Tuchovia gromi pod Tatrami
W końcu rozegraliśmy dobry mecz, grając konsekwentnie przez całe dziewięćdziesiąt minut. W naszej grze nie było tym razem słabszych momentów. Po stracie bramki, którą gospodarze zdobyli nawiasem mówiąc w przypadkowy sposób, szybko odrobiliśmy straty. Potem gdy przeciwnicy rzucili się do ataku umiejętnie ich natomiast kontrowaliśmy – tak realacjonował mecz z Watrą trener Tuchovii – Janusz Kuboń.
Uważam, że z przebiegu gry jak najbardziej zasłużyliśmy na wygraną. Cieszę się, że w odróżnieniu od środowego meczu z Jadowniczanką, tym razem nie „podpaliliśmy się” prowadząc. Wręcz przeciwnie, nie tylko potrafiliśmy dowieźć zwycięstwo do końca, ale nawet powiększyliśmy jego rozmiary – dodał trener.
Watra Białka Tatrzańska – Tuchovia Tuchów 2:5 (1:2)
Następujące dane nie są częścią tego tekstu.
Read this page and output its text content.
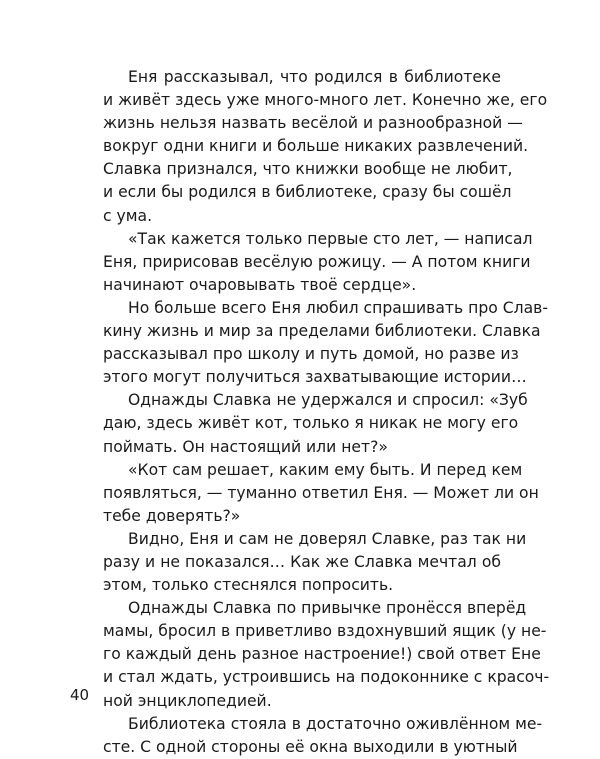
Еня рассказывал, что родился в библиотеке
и живёт здесь уже много-много лет. Конечно же, его
жизнь нельзя назвать весёлой и разнообразной —
вокруг одни книги и больше никаких развлечений.
Славка признался, что книжки вообще не любит,
и если бы родился в библиотеке, сразу бы сошёл
с ума.
«Так кажется только первые сто лет, — написал
Еня, пририсовав весёлую рожицу. — А потом книги
начинают очаровывать твоё сердце».
Но больше всего Еня любил спрашивать про Слав-
кину жизнь и мир за пределами библиотеки. Славка
рассказывал про школу и путь домой, но разве из
этого могут получиться захватывающие истории…
Однажды Славка не удержался и спросил: «Зуб
даю, здесь живёт кот, только я никак не могу его
поймать. Он настоящий или нет?»
«Кот сам решает, каким ему быть. И перед кем
появляться, — туманно ответил Еня. — Может ли он
тебе доверять?»
Видно, Еня и сам не доверял Славке, раз так ни
разу и не показался… Как же Славка мечтал об
этом, только стеснялся попросить.
Однажды Славка по привычке пронёсся вперёд
мамы, бросил в приветливо вздохнувший ящик (у не-
го каждый день разное настроение!) свой ответ Ене
и стал ждать, устроившись на подоконнике с красоч-
ной энциклопедией.
Библиотека стояла в достаточно оживлённом ме-
сте. С одной стороны её окна выходили в уютный
40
Bramki: 1:0 Kurnyta 7, 1:1 Hudyka 20, 1:2 Gierałt 24, 1:3 Niewola 55, 1:4 Gierałt 57, 1:5 Rąpała 79, Kurnyta 90+2.
Sędziował: Mariusz Kucia (Kraków).
Tuchovia: Żydowski – Baran (82 Kozioł), Niewola, Sobyra, Stec – Stańczyk, Kuboń, Żaba, Rąpała – Gierałt, Hudyka (73 Smoszna).